Se il siluro si è mangiato tutto, a noi non resta che rassegnarci a mangiare il siluro? In mancanza di consuetudini e di piatti tradizionali, di fronte a questa ipotesi si aprono fondamentalmente due strade. Inseguire le funamboliche creazioni di uno chef pluristellato oppure ispirarsi alla Francia e all’Ungheria, dove le carni di siluro sono apprezzate.

Però attenzione. Proprio perché il siluro mangia tutto (e di tutto), nel suo corpo si accumulano sostanze inquinanti. Un siluro che è cresciuto fin quasi a sembrare il mostro di Loch Ness non è per nulla salutare. Gli esperti consigliano esemplari giovani di due chili, e in ogni caso non superiori ai 15 chili.

Presa la decisione di portare il siluro in cucina, si può tentare di calcare le orme dello chef Marco Sacco, due stelle Michelin a Verbania, sul Lago Maggiore. Le sue ricette insegnano a preparare la“Testina di siluro” e “Il siluro e la lasagna”. La salsa da versare su quest’ultimo piatto – la crema di lasagne – avrebbe tuttavia bisogno di un’esauriente spiegazione a sé.
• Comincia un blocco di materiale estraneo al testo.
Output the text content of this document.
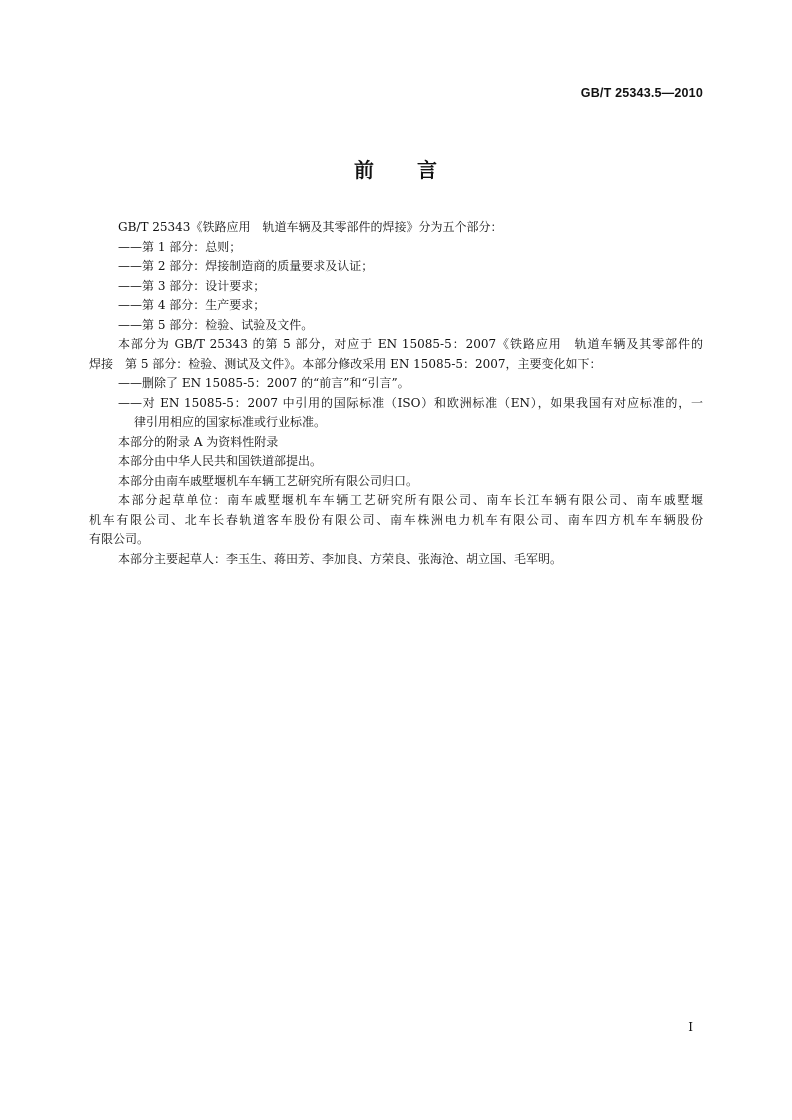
GB/T 25343.5—2010
前 言
GB/T 25343《铁路应用　轨道车辆及其零部件的焊接》分为五个部分：
——第 1 部分：总则；
——第 2 部分：焊接制造商的质量要求及认证；
——第 3 部分：设计要求；
——第 4 部分：生产要求；
——第 5 部分：检验、试验及文件。
本部分为 GB/T 25343 的第 5 部分，对应于 EN 15085-5：2007《铁路应用　轨道车辆及其零部件的
焊接　第 5 部分：检验、测试及文件》。本部分修改采用 EN 15085-5：2007，主要变化如下：
——删除了 EN 15085-5：2007 的“前言”和“引言”。
——对 EN 15085-5：2007 中引用的国际标准（ISO）和欧洲标准（EN），如果我国有对应标准的，一
律引用相应的国家标准或行业标准。
本部分的附录 A 为资料性附录
本部分由中华人民共和国铁道部提出。
本部分由南车戚墅堰机车车辆工艺研究所有限公司归口。
本部分起草单位：南车戚墅堰机车车辆工艺研究所有限公司、南车长江车辆有限公司、南车戚墅堰
机车有限公司、北车长春轨道客车股份有限公司、南车株洲电力机车有限公司、南车四方机车车辆股份
有限公司。
本部分主要起草人：李玉生、蒋田芳、李加良、方荣良、张海沧、胡立国、毛军明。
I
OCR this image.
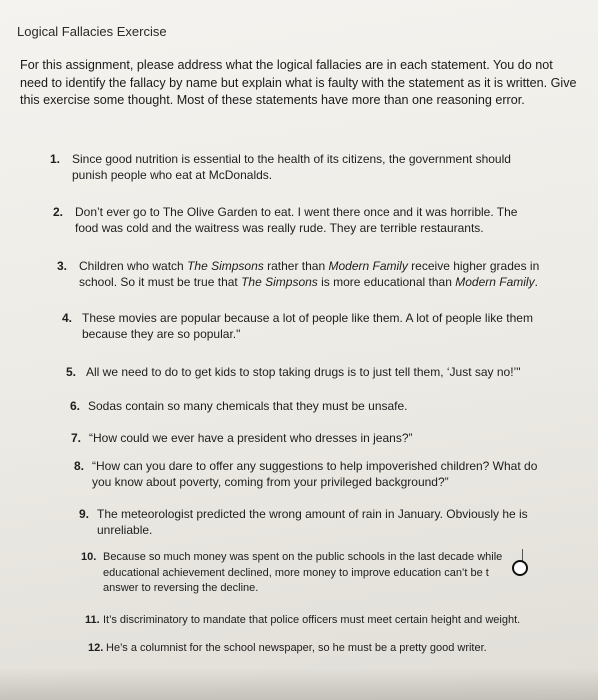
Logical Fallacies Exercise
For this assignment, please address what the logical fallacies are in each statement. You do not need to identify the fallacy by name but explain what is faulty with the statement as it is written. Give this exercise some thought. Most of these statements have more than one reasoning error.
1. Since good nutrition is essential to the health of its citizens, the government should
punish people who eat at McDonalds.
2. Don’t ever go to The Olive Garden to eat. I went there once and it was horrible. The
food was cold and the waitress was really rude. They are terrible restaurants.
3. Children who watch The Simpsons rather than Modern Family receive higher grades in
school. So it must be true that The Simpsons is more educational than Modern Family.
4. These movies are popular because a lot of people like them. A lot of people like them
because they are so popular."
5. All we need to do to get kids to stop taking drugs is to just tell them, ‘Just say no!’"
6. Sodas contain so many chemicals that they must be unsafe.
7. “How could we ever have a president who dresses in jeans?”
8. “How can you dare to offer any suggestions to help impoverished children? What do
you know about poverty, coming from your privileged background?”
9. The meteorologist predicted the wrong amount of rain in January. Obviously he is
unreliable.
10. Because so much money was spent on the public schools in the last decade while
educational achievement declined, more money to improve education can’t be t
answer to reversing the decline.
11. It’s discriminatory to mandate that police officers must meet certain height and weight.
12. He’s a columnist for the school newspaper, so he must be a pretty good writer.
Volendo ripiegare su qualcosa di meno complesso, ci sono altre due ricette proposte rispettivamente da un agriturismo e da una trattoria francesi. Le “Croq’ silure” sono in ultima analisi delle familiari crocchette di pesce impanate e fritte, mentre per diventare una più raffinata “Ballottine de silure” la carne di siluro, opportunamente aromatizzata e trattata, va avviluppata nella pellicola da cucina e cotta a lungo in acqua calda a 60 gradi: e non nella consueta acqua bollente.

In Ungheria hanno tradizionale dimestichezza culinaria col siluro. Per prepararlo come loro, è necessario aggirare le barriere linguistiche attingendo da un Quaderno dell’Accademia del Tartufo del Delta del Po. Interamente dedicato ai siluri del Delta e ai turisti-pescatori ungheresi (ma anche austriaci) che essi richiamano, il Quaderno reca nell’ultima pagina le istruzioni per il “Siluro con crauti”, che prevede altresì l’impiego di lardo e strutto nonché cipolle, paprica, panna acida e peperoni. Agli ungheresi, pare, piace.